Une étude montre que les emplois à temps partiel, le plus souvent occupés par des femmes, ont plus fortement pâti de la pandémie. La solution préconisée peut surprendre.

par
Yannick Weber
Les affres de la crise économique ont été proportionnellement plus supportées par les femmes.

Les affres de la crise économique ont été proportionnellement plus supportées par les femmes.

20min/Celia Nogler

Les femmes ont davantage souffert de la pandémie que les hommes. Peut-être pas d’un point de vue sanitaire, mais en tout cas socioéconomique, c’est-à-dire en termes d’emploi, de revenu, de partage des tâches ou d’accès aux aides de l’État. C’est la conclusion d’une étude de la Commission fédérale pour les questions féminines (CFQF) publiée lundi.

Parmi les points observés: les personnes qui travaillent à temps partiel sont celles qui ont été le plus désavantagées. Et il se trouve que ce sont en majorité des femmes. La CFQF, après ce constat, donne ses recommandations. L’une d’elles peut surprendre: «Instaurer pour les parents un droit à réduire leur taux d’occupation après la naissance d’un enfant.» Mais pourquoi encourager ce qui a justement été identifié comme un facteur aggravant en cas de crise?
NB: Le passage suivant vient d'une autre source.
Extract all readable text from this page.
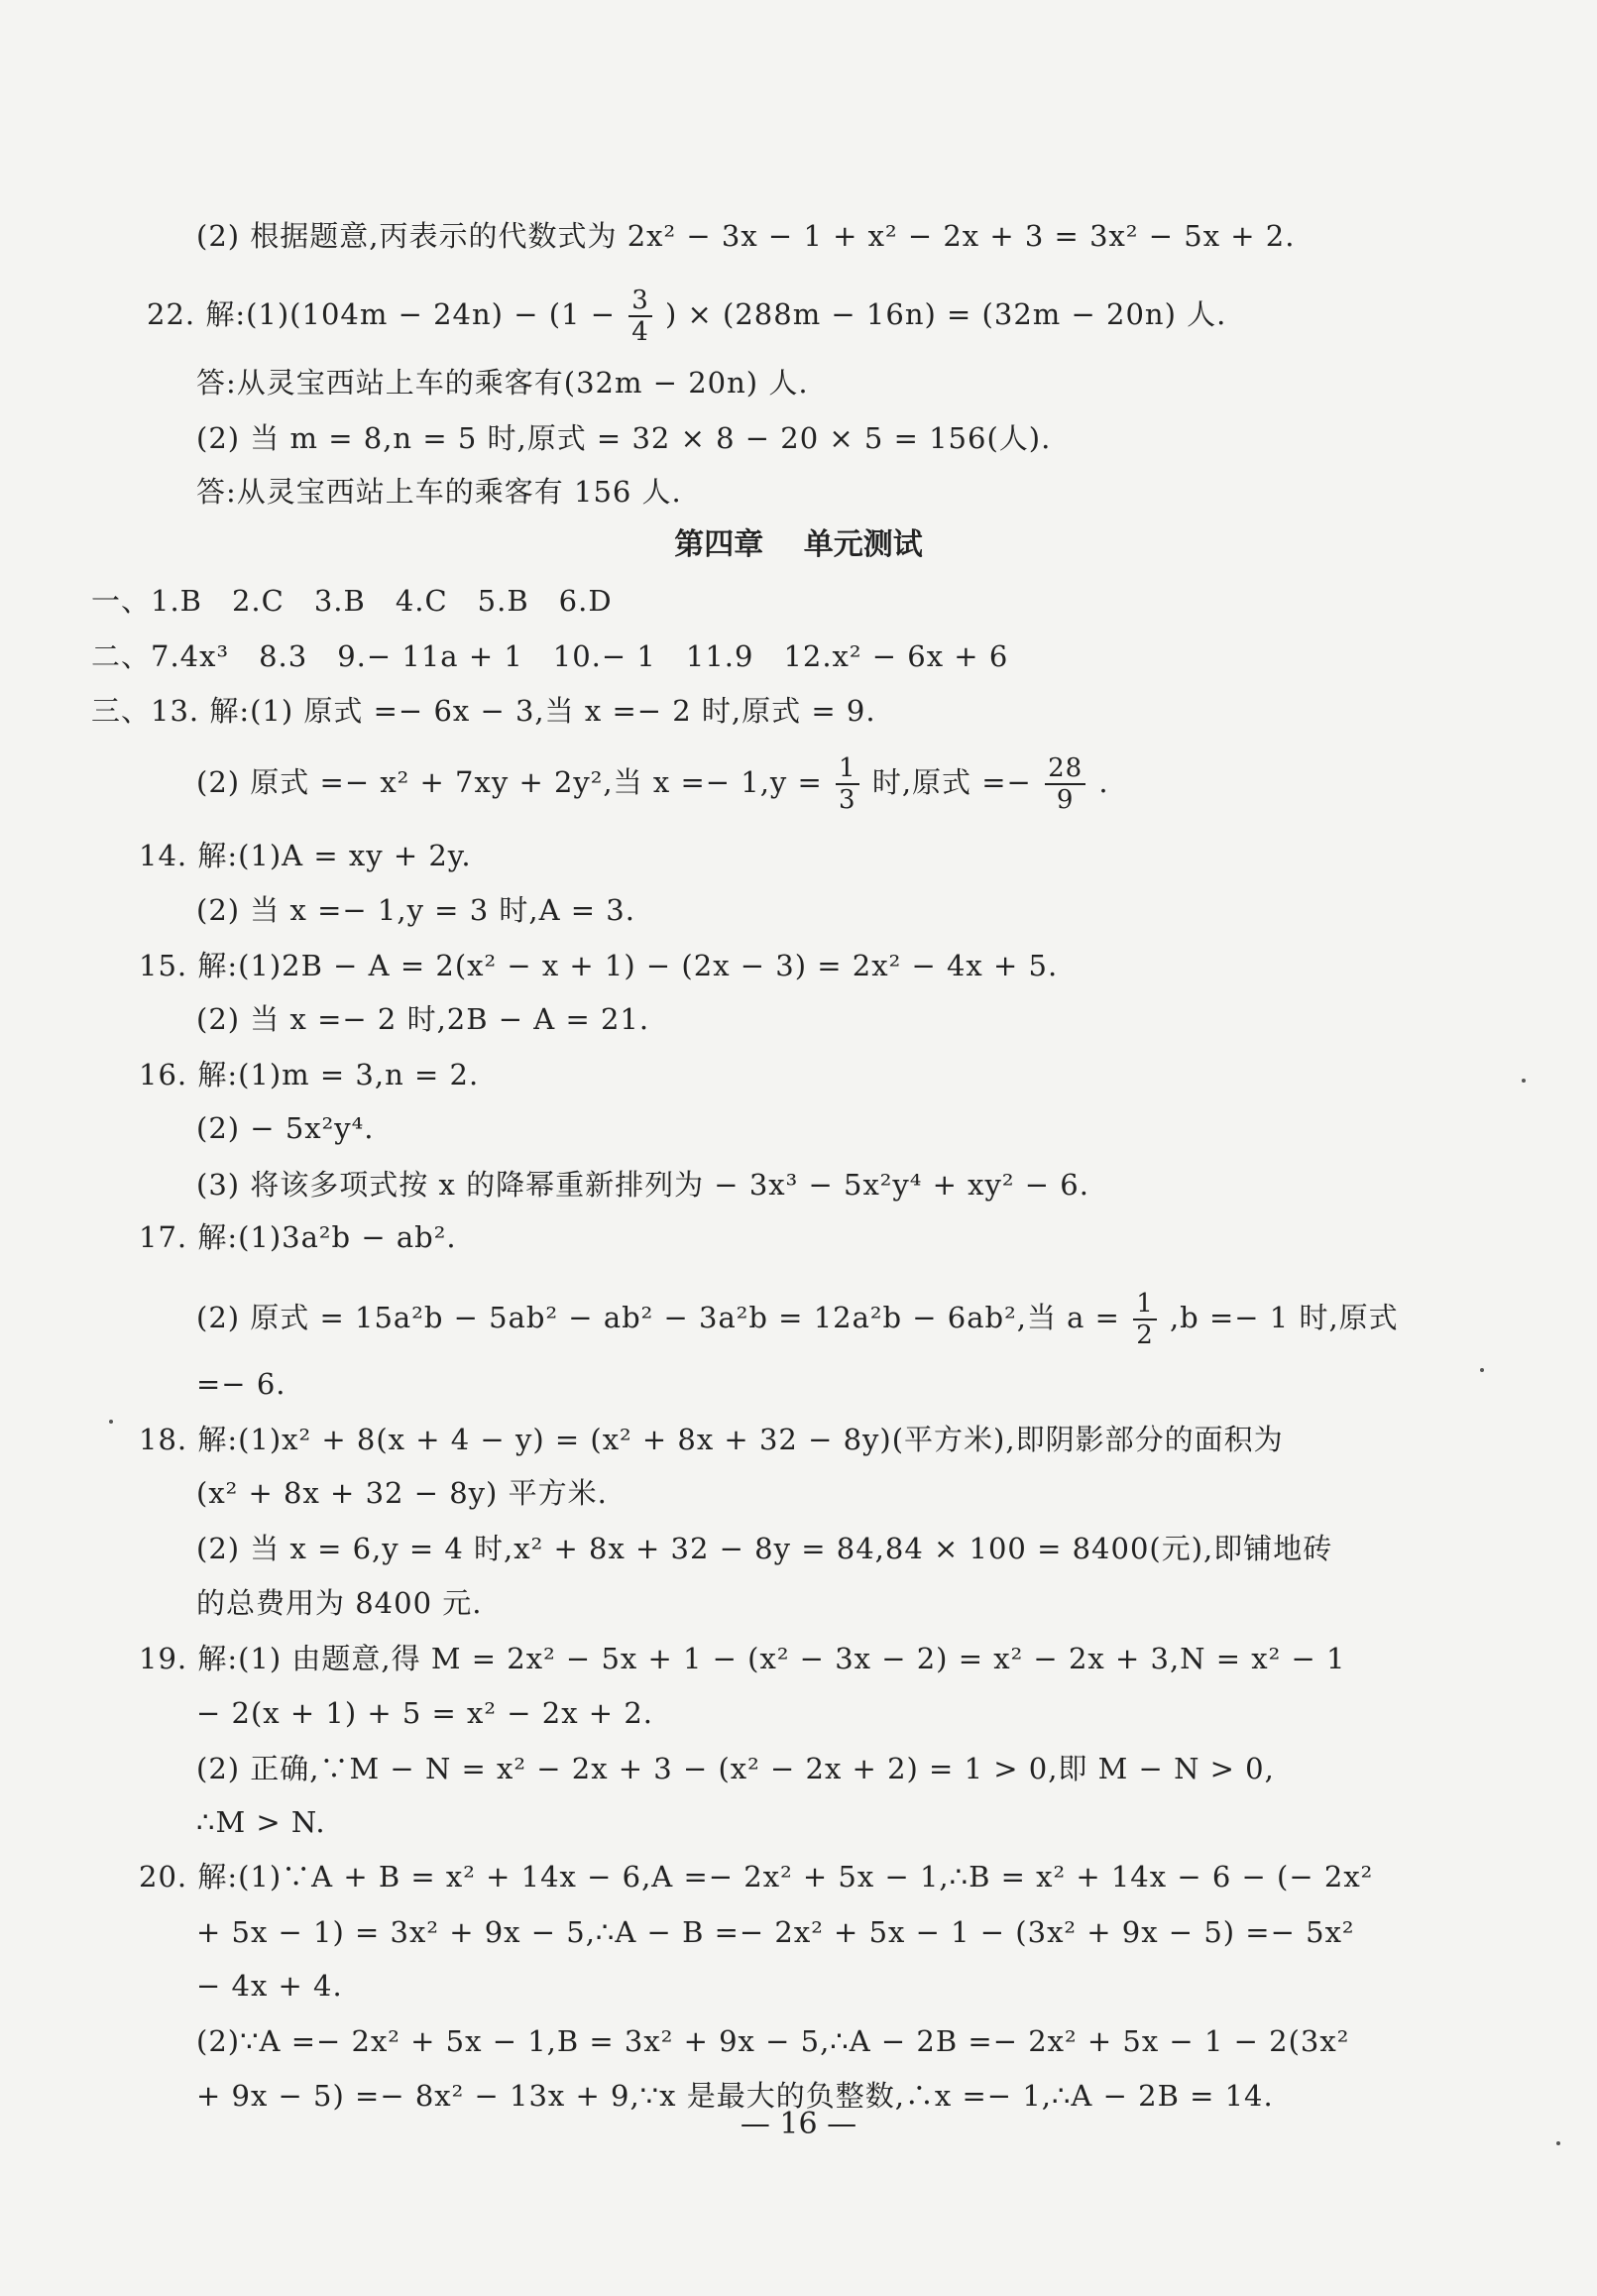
(2) 根据题意,丙表示的代数式为 2x² − 3x − 1 + x² − 2x + 3 = 3x² − 5x + 2.
22. 解:(1)(104m − $24n) - (1 - \frac{3}{4}$ ) × (288m − 16n) = (32m − 20n) 人.
答:从灵宝西站上车的乘客有(32m − 20n) 人.
(2) 当 m = 8,n = 5 时,原式 = 32 × 8 − 20 × 5 = 156(人).
答:从灵宝西站上车的乘客有 156 人.
第四章 单元测试
一、1.B　2.C　3.B　4.C　5.B　6.D
二、7.4x³　8.3　9.− 11a + 1　10.− 1　11.9　12.x² − 6x + 6
三、13. 解:(1) 原式 =− 6x − 3,当 x =− 2 时,原式 = 9.
(2) 原式 =− x² + 7xy + 2y²,当 $x =- 1,y = \frac{1}{3}$ 时,原式 =− $\frac{28}{9}$ .
14. 解:(1)A = xy + 2y.
(2) 当 x =− 1,y = 3 时,A = 3.
15. 解:(1)2B − A = 2(x² − x + 1) − (2x − 3) = 2x² − 4x + 5.
(2) 当 x =− 2 时,2B − A = 21.
16. 解:(1)m = 3,n = 2.
(2) − 5x²y⁴.
(3) 将该多项式按 x 的降幂重新排列为 − 3x³ − 5x²y⁴ + xy² − 6.
17. 解:(1)3a²b − ab².
(2) 原式 = 15a²b − 5ab² − ab² − 3a²b = 12a²b − 6ab²,当 $a = \frac{1}{2} ,b =- 1$ 时,原式
=− 6.
18. 解:(1)x² + 8(x + 4 − y) = (x² + 8x + 32 − 8y)(平方米),即阴影部分的面积为
(x² + 8x + 32 − 8y) 平方米.
(2) 当 x = 6,y = 4 时,x² + 8x + 32 − 8y = 84,84 × 100 = 8400(元),即铺地砖
的总费用为 8400 元.
19. 解:(1) 由题意,得 M = 2x² − 5x + 1 − (x² − 3x − 2) = x² − 2x + 3,N = x² − 1
− 2(x + 1) + 5 = x² − 2x + 2.
(2) 正确,∵M − N = x² − 2x + 3 − (x² − 2x + 2) = 1 > 0,即 M − N > 0,
∴M > N.
20. 解:(1)∵A + B = x² + 14x − 6,A =− 2x² + 5x − 1,∴B = x² + 14x − 6 − (− 2x²
+ 5x − 1) = 3x² + 9x − 5,∴A − B =− 2x² + 5x − 1 − (3x² + 9x − 5) =− 5x²
− 4x + 4.
(2)∵A =− 2x² + 5x − 1,B = 3x² + 9x − 5,∴A − 2B =− 2x² + 5x − 1 − 2(3x²
+ 9x − 5) =− 8x² − 13x + 9,∵x 是最大的负整数,∴x =− 1,∴A − 2B = 14.
— 16 —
Égaliser les taux, égaliser les conséquences

Pour la CFQF, il faut voir la problématique globalement et, tout d’abord, «renforcer l’intégration professionnelle des femmes». Quant à l’encouragement du temps partiel, il s’oriente surtout vers les hommes et doit être assorti «d’un droit pour les parents à revenir à leur taux d’occupation initial après une baisse temporaire pour ne pas compromettre leur sécurité financière à long terme».

En fait, la Commission voudrait voir se poursuivre «une tendance à l’augmentation du taux d’occupation des femmes et à la diminution de celui des hommes». En effet, en cas de crise, «non seulement ça contribue à une meilleure répartition du travail de care non rémunéré, mais ça diminue aussi le risque que les femmes perdent totalement leur emploi», conclut la CFQF.